Hughes was also quite popular with many of the players, particularly the British and Irish ones, with Shay Given and Hughes' countryman Craig Bellamy evidently leading a dressing-room revolt when they got the news. At the same time, he may not have been nearly as popular with other players - not least Robinho - and it's entirely possible that the owners felt Hughes simply did not have the stature to attract the major international stars they were hoping to bring to City. Various players linked with moves had laughed them off, some saying that City did not seem a serious club at the moment. Hiring Mancini, a major international manager with massive domestic success in Serie A, was probably seen as a step in that direction; reports of attempts to lure Guus Hiddink or Jose Mourinho fall under the same category.

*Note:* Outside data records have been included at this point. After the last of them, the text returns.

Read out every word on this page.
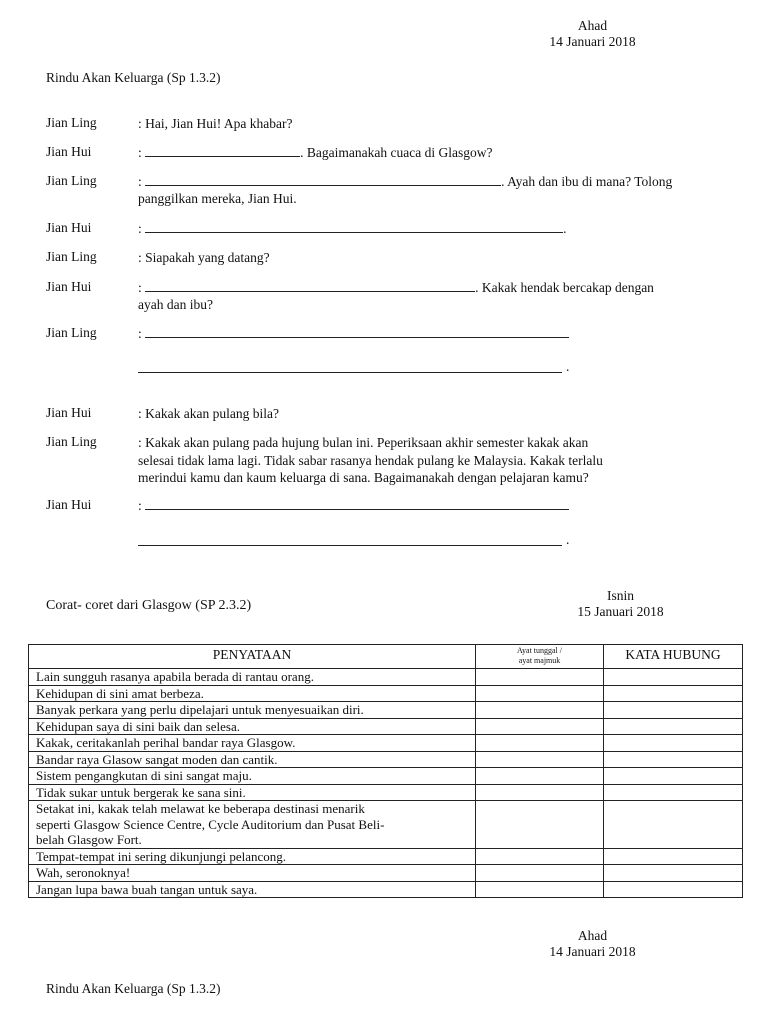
Ahad
14 Januari 2018
Rindu Akan Keluarga (Sp 1.3.2)
Jian Ling	: Hai, Jian Hui! Apa khabar?
Jian Hui	:	. Bagaimanakah cuaca di Glasgow?
Jian Ling	:	. Ayah dan ibu di mana? Tolong
panggilkan mereka, Jian Hui.
Jian Hui	:	.
Jian Ling	: Siapakah yang datang?
Jian Hui	:	. Kakak hendak bercakap dengan
ayah dan ibu?
Jian Ling	:
.
Jian Hui	: Kakak akan pulang bila?
Jian Ling	: Kakak akan pulang pada hujung bulan ini. Peperiksaan akhir semester kakak akan
selesai tidak lama lagi. Tidak sabar rasanya hendak pulang ke Malaysia. Kakak terlalu
merindui kamu dan kaum keluarga di sana. Bagaimanakah dengan pelajaran kamu?
Jian Hui	:
.
Isnin
15 Januari 2018
Corat- coret dari Glasgow (SP 2.3.2)
PENYATAAN	Ayat tunggal /
ayat majmuk	KATA HUBUNG
Lain sungguh rasanya apabila berada di rantau orang.		
Kehidupan di sini amat berbeza.		
Banyak perkara yang perlu dipelajari untuk menyesuaikan diri.		
Kehidupan saya di sini baik dan selesa.		
Kakak, ceritakanlah perihal bandar raya Glasgow.		
Bandar raya Glasow sangat moden dan cantik.		
Sistem pengangkutan di sini sangat maju.		
Tidak sukar untuk bergerak ke sana sini.		

Setakat ini, kakak telah melawat ke beberapa destinasi menarik
seperti Glasgow Science Centre, Cycle Auditorium dan Pusat Beli-
belah Glasgow Fort.		

Tempat-tempat ini sering dikunjungi pelancong.		
Wah, seronoknya!		
Jangan lupa bawa buah tangan untuk saya.		
Ahad
14 Januari 2018
Rindu Akan Keluarga (Sp 1.3.2)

And they might be right about this. There is little doubt that Hughes is a capable Premiership manager, but City do not wish to be Blackburn. The only British manager who seems to draw major international stars is Alex Ferguson, and even he couldn't hang onto Cristiano Ronaldo. On the other hand, maybe it's just the weather in England; most players, given a choice, seem to prefer Spain or Italy, in spite of the millions on offer in the Premiership.
Ultimately, whether or not this was a good idea will depend on Roberto Mancini (and, to perhaps not much less an extent, on Brian Kidd). If he leads Man City to a Carling Cup title and the top four, it will be a success - maybe Mark Hughes could still have done those things, but their achievement would make most Man City fans forgiving of his ouster. If City fall to United at the next Carling hurdle and end up in the Europa League or, even worse, out of Europe once more, it will have been an unmitigated disaster. Mancini or no, what is really needed to achieve these things is a serious shoring up of the defense, especially with Joleon Lescott now on the sidelines and Kolo Toure reportedly angling to find a way back to Spain. Drumming Richard Dunne out of the club in August is looking dumber by the day.
The best-case scenario is that Mancini can guide City into the top four, and the combination of Champions League football and an international manager will prove sufficiently enticing to the top talent City's owners want to bring into the side. The worst case is that Mancini proves no more successful and City become just another revolving-door for managers and players, with the fans never knowing who's coming and going from one month to the next.
I feel bad for Mark Hughes. Much like with Eriksson, and really with Stuart Pearce before him, I don't think he was fired for reasons that were all down to him. The defense needed strengthening; how much were their struggles really down to Hughes? How much difference will Mancini make without a big January buying spree that could have happened under Hughes anyway? Ultimately, Mancini needs to prove that he can lure international stars. If he's no more successful at that, it's unlikely that this move will make any difference, aside from fracturing the dressing room. And that would really just be a shame.